As we start a new decade, we can see hopeful signs of improvement for people with disabilities. At the same time, it’s hard not to notice more negative trends — evidence that in some ways we may be heading in the wrong direction on disability issues and culture.
What will life be like for disabled people ten years from now? Will today’s worrying trends turn into frightening realities? Or will we finally achieve some of the access, equality, and opportunity breakthroughs we have been working on for decades?
Let’s first look at three ways things could end up much worse for disabled people in 2030, given current trends:
- Division
The disability community could become even more bitterly divided than it is already — by race, gender, and sexual orientation, between “haves” and “have-nots,” among conflicting political identities, and between groups of people with different kinds of disabilities.
Disability is an incredibly diverse set of experiences, encompassing physical, cognitive, sensory, and emotional impairments and hundreds of specific diagnoses. And disability itself intersects with all other flavors of human experience and social identity. Despite this, the overall trend over the last 30 years has been for the disability community to come together as much as possible. Cooperation has contributed to historic advances, and these advances have in turn helped reinforce the value of unity.
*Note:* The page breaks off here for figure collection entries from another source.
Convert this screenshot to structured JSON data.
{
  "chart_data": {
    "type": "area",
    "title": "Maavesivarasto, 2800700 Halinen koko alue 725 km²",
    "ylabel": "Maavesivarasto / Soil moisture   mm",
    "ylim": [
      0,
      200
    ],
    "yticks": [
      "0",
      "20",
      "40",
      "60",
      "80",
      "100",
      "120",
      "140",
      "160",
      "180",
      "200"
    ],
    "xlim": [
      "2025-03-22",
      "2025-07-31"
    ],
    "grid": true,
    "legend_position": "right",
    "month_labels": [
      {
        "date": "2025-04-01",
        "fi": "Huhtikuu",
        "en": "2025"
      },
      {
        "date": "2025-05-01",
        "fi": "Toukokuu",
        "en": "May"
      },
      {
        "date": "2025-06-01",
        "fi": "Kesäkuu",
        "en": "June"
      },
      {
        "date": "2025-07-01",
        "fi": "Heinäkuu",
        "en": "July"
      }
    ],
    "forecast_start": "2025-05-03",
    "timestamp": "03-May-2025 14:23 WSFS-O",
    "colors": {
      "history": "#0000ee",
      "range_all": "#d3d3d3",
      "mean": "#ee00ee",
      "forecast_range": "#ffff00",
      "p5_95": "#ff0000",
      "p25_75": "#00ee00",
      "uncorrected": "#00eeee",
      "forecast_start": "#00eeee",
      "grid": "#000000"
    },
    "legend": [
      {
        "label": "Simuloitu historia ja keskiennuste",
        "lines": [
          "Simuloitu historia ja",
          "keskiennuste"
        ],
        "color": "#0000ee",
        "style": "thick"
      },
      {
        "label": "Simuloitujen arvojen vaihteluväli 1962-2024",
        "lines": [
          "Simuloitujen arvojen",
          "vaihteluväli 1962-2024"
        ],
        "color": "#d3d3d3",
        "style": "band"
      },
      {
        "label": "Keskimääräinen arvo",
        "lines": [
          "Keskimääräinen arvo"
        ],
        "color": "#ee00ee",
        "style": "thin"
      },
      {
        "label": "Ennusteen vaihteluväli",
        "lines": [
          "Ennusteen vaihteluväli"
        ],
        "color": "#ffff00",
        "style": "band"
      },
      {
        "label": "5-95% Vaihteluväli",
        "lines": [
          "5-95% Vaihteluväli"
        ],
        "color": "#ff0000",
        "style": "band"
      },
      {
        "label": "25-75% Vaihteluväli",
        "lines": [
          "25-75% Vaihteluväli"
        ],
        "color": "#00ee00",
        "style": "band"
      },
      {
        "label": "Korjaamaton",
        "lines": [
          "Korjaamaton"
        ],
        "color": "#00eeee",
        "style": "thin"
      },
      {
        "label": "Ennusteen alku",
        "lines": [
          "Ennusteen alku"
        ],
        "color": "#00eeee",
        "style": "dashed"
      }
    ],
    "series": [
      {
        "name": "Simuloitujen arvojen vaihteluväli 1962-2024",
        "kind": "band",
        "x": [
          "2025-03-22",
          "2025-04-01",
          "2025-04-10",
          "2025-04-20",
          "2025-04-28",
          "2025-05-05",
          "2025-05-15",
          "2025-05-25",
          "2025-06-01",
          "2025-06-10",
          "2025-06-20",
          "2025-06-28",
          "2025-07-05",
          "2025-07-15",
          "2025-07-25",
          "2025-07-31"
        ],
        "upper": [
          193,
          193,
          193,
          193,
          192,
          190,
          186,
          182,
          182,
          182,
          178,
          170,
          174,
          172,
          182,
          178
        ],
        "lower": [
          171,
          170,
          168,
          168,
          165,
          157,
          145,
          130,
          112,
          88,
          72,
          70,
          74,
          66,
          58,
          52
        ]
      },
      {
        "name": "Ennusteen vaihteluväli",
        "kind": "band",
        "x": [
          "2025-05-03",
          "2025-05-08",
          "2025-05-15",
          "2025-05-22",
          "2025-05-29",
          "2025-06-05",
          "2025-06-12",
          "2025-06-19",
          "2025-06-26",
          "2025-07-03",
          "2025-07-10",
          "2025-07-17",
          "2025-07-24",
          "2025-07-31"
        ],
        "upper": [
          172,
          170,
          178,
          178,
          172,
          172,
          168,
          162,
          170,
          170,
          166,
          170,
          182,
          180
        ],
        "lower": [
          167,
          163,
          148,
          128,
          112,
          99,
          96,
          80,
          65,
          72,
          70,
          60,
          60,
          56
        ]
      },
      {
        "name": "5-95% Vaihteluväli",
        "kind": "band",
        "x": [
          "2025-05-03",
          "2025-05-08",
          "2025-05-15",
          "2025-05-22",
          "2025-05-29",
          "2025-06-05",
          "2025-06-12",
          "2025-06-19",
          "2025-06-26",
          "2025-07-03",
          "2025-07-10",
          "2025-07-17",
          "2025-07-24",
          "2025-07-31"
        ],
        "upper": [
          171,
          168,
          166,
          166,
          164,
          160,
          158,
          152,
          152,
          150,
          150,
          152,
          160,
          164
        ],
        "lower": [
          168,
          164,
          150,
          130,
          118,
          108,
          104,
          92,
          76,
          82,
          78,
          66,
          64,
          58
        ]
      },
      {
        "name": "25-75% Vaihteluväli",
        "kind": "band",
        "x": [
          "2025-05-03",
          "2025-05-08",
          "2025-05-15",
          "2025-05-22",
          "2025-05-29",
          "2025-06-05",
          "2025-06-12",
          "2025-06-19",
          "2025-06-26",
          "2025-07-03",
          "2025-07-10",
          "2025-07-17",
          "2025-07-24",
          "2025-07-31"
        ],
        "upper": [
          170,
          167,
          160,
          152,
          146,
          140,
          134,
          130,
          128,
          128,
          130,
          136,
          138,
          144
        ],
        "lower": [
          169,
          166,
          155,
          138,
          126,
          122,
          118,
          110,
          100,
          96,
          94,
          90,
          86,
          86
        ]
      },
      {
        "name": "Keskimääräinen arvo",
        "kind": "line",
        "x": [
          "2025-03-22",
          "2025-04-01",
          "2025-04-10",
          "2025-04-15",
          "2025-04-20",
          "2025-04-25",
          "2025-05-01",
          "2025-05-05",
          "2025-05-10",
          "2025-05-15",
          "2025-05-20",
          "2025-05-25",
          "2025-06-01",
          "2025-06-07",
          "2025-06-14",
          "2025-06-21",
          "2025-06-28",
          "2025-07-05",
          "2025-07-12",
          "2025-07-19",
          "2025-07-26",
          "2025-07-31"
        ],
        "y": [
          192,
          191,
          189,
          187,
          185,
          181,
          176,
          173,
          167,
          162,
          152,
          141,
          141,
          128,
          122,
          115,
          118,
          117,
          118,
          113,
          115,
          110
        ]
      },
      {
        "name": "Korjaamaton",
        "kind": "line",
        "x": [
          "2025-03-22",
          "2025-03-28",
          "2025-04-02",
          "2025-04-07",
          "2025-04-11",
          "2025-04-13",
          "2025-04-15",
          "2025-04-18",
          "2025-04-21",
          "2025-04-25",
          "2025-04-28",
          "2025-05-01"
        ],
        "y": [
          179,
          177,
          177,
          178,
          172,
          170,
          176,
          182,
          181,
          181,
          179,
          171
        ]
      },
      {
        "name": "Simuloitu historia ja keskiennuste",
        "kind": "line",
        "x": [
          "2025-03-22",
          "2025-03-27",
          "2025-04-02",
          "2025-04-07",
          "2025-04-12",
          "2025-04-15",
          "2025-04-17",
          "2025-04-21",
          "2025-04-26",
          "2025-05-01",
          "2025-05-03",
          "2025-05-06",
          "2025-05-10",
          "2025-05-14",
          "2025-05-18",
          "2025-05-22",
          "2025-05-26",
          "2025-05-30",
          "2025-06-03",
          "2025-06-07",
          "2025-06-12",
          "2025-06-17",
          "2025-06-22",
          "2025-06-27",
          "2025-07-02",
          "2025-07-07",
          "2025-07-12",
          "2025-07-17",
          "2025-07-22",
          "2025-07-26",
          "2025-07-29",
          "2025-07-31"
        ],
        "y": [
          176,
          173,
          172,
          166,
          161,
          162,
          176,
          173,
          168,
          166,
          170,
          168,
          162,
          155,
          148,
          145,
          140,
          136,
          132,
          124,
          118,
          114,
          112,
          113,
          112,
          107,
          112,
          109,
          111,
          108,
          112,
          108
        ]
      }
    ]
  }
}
Yet even now, we see that external threats and zero-sum, “circle the wagons” thinking threaten to overwhelm the drive for solidarity, shared experience, and collective action. It would be tragic for the disability community, (such as it is), to once again shatter into competing and mutually resentful camps … tragic, but entirely possible.
2. The sinister side of innovation
Medical and technological advances could increasingly make disability seem like something people can choose to fix, and should — further stigmatizing people with more persistent, ongoing disabilities.
Many people, including many with disabilities, view innovations in medicine, technology, and wellness as hopeful opportunities to cure and essentially conquer disability itself. It’s a major component of technological utopianism, the belief that ever-advancing technology holds the key to fixing our most difficult social problems. And it’s true that technology has done a lot to liberate disabled people, through better wheelchairs and prosthetics, relatively cheap adaptive products, and of course computers and the internet. Medicine, too, is largely responsible for vastly improved everyday health and longevity for people with disabilities that once cut lives short.